A recurrent image in late-Spielberg films is the childhood home. That of being a child in one’s bedroom. The riff is obviously to Kubrick’s 2001: A Space Odyssey (1968) and how the astronaut David (Keir Dullea) ends up after a psychedelic episode in this renaissance bedroom. But for Spielberg, it’s the suburban personal space of his youth, a kid’s bedroom. Previously he does it at the end of A.I.Ready Player One (2018) and The Fabelmans (2022). 

There’s something both beautiful and mysterious of the gesture. In Disclosure Day, all the while the chase to get Daney and Margaret together, Hugo almost randomly appears like a filmmaker on a set as in an empty Kansas warehouse he’s rebuilding Margaret’s childhood home (where the film will climax).

And this close encounter with a third kind, that both Margaret and Daney need to recall, isn’t that of a sexual trauma (like in Araki’s Mysterious Skin, 2004; and who’s new I Want Your Sex I really want to see), but is more mystic and empathic in nature.

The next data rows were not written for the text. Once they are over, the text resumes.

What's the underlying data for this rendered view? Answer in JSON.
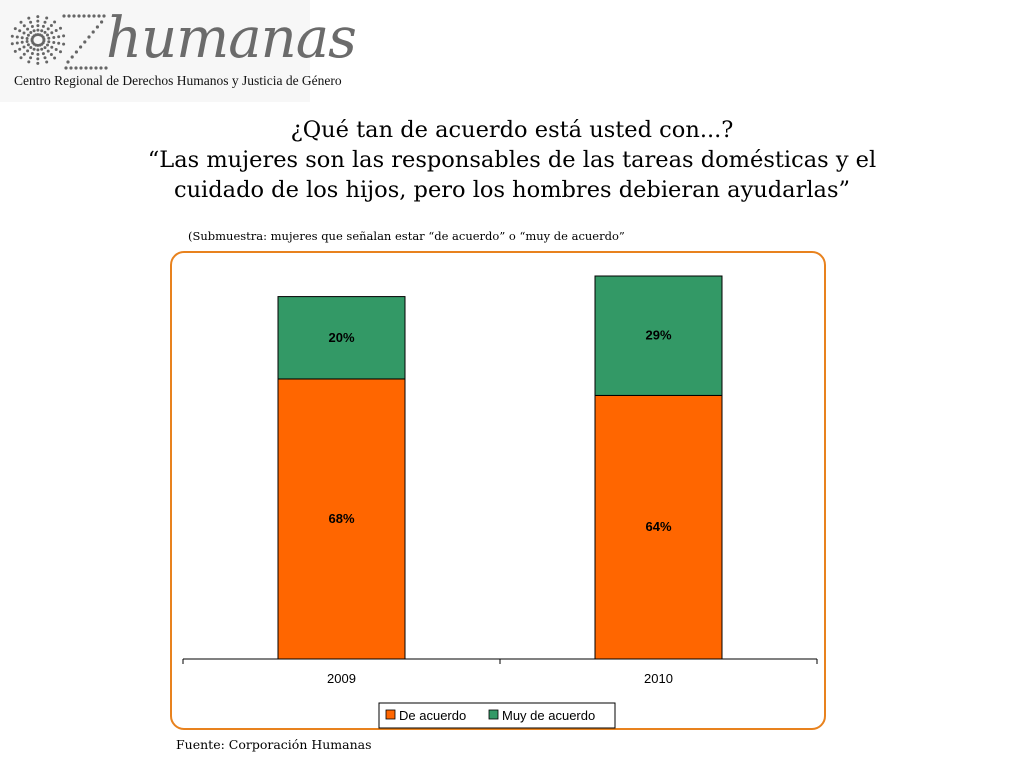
{
  "logo": {
    "wordmark": "humanas",
    "tagline": "Centro Regional de Derechos Humanos y Justicia de Género"
  },
  "title": {
    "line1": "¿Qué tan de acuerdo está usted con...?",
    "line2": "“Las mujeres son las responsables de las tareas domésticas y el",
    "line3": "cuidado de los hijos, pero los hombres debieran ayudarlas”"
  },
  "subtitle": "(Submuestra: mujeres que señalan estar “de acuerdo” o “muy de acuerdo”",
  "source": "Fuente: Corporación Humanas",
  "chart_data": {
    "type": "bar",
    "stacked": true,
    "categories": [
      "2009",
      "2010"
    ],
    "series": [
      {
        "name": "De acuerdo",
        "values": [
          68,
          64
        ],
        "labels": [
          "68%",
          "64%"
        ],
        "color": "#ff6600"
      },
      {
        "name": "Muy de acuerdo",
        "values": [
          20,
          29
        ],
        "labels": [
          "20%",
          "29%"
        ],
        "color": "#339966"
      }
    ],
    "ylim": [
      0,
      93
    ],
    "grid": false,
    "legend": "bottom",
    "frame_color": "#e8821e"
  }
}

Where someone like Eastwood we’re now discovering is retiring after Juror No. 2 (2024), Spielberg is somehow still persisting. And with Disclosure Day we see how he imagines, if they were real (“I want to believe”), how the acknowledgements of extraterrestrials would be done today, in real-time. Through a unique regional broadcaster and then it’s spreading to all sorts of other channels and international networks. Seeing him play out this challenge is really interesting, I think.

And Spielberg is dropping signs of autobiography. Even though we’re not in the realms of The Fablemans anymore, but in Margaret’s childhood home when there’s a shot of a table with a book on French cooking or in another room a wall of pianos, these are clearly personal cues that are resurfacing.

The French film critic Serge Daney (one correspondence with the Daney name-character of Disclosure Day) talked about his role as a critic as that of a passeur, the French word for that of a transmitter. In Disclosure Day, Daney and Margaret describe their powers as that of being transmitters. Their powers are that of an intense understanding, empathy and communication that goes beyond any reasonable limits. 

And that’s a beautiful gift, and it’s one worth cherishing. 

Lengthy scenes between Daney and Jane discussing faith, Noah and Hugo discussing humanity disrupt the action, but are fascinating, and are essential at creating a dialogue between two opposing views and for Spielberg to communicate his views on life at this mature time in his life (not since Cosmopolis, 2012, have I found these type of philosophical conversations so well filmed).

The cliché of Spielberg is that he not only sees the best of humanity but also its worst, and that equally his filming can be some of the best and equally the worst.

Perhaps a little unfair, maybe there’s still of that in Disclosure Day, even though I loved it very much.

I don’t really review films anymore, but my love for Disclosure Day inspired me to do so.